TAGGART star James Macpherson was well on the way to recovery yesterday after an operation to correct a collapsed lung.

Speaking from his hospital bed in London, he said: ''I'm feeling much better and my family and I would like to thank everyone for their concern and warm wishes.''

According to Scottish Television, Macpherson, 40, who plays DCI Mike Jardine in the long running drama, went to see a doctor in London on Wednesday after feeling unwell, and was diagnosed as having a collapsed lung.

He had an emergency operation on Thursday to reinflate the lung followed by another routine operation yesterday morning, and is due to be released from hospital in two or three days' time.

Macpherson's wife, Jacqueline, accompanied by a friend, drove overnight on Thursday from the family home in Bearsden, near Glasgow, to be at the actor's bedside.

The couple's children, Jamie, 12, Katie, nine, and Jack, seven, were yesterday in Bearsden being cared for by Mrs Macpherson's mother, who said the family was ''just concentrating on him getting well''.

She said: ''We have been told not to expect him to be working again for a very long time, maybe as long as three months.''

Macpherson had recently felt unwell, but had no idea his condition was so serious, she said.
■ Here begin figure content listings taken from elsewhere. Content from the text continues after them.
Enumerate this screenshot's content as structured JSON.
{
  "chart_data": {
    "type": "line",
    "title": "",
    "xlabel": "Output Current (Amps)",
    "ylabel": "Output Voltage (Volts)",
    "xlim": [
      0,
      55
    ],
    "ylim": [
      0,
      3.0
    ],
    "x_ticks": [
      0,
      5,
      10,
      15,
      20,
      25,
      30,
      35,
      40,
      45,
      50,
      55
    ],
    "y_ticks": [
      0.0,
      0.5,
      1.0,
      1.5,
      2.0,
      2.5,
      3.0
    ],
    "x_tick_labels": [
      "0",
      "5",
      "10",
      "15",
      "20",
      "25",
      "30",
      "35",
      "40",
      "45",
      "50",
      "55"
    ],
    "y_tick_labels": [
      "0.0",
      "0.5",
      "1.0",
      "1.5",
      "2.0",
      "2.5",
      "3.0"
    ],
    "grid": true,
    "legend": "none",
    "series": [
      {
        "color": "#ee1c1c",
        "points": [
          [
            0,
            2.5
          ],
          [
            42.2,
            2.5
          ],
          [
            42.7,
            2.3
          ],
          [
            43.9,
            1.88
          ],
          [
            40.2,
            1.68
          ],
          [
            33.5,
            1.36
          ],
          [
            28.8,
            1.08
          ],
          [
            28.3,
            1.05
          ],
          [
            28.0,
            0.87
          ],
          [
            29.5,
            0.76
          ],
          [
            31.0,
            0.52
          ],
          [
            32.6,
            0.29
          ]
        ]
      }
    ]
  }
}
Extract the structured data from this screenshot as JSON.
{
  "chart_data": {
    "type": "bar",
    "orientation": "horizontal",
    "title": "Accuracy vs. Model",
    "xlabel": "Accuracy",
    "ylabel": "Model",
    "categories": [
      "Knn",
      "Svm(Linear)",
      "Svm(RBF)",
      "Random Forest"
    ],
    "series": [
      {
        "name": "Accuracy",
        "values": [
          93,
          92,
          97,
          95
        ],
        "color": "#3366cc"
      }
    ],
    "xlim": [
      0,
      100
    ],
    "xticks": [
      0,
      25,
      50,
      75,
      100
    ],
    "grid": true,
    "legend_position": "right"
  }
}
His co-star, Blythe Duff, said yesterday she was surprised by the news. ''I have known James for a long time and he has always been very fit. I'm sure he'll make a full and speedy recovery.'' A spokesman for Scottish Television said his illness would not affect the filming of Taggart, as the current season had been completed, and work was not due to start until the spring.

Collapsed lungs, which are commonest among young men, are not usually life-threatening. They occur when the inner membrane of the lung is punctured and air escapes into the pleura, the cavity between the lung's inner and outer membranes.

Each breath pumps air into the cavity, eventually causing the lung to collapse. The thorax then has to be punctured to drain the air.

Dr Kristofer Skwarski, consultant chest physician at the Edinburgh Royal Infirmary, said that, provided that treatment was prompt and there were no complications, there was no reason why patients should not make a full recovery. ''So long as there is drainage and the air escapes, the patient should recover,'' he said.

The most dramatic case of this happening was on an aeroplane coming back from Hong Kong in May 1995 when two doctors used a coat hanger sterilised in brandy to relieve the trapped air in the chest of 39-year-old Aberdeen woman Pauline Dixon.

Her illness is thought to have been triggered by fractured ribs she sustained in a motorcycle accident. Doctors believe that air travel is one trigger for pneumothorax. Macpherson is thought to have flown from Glasgow to London some time before feeling unwell.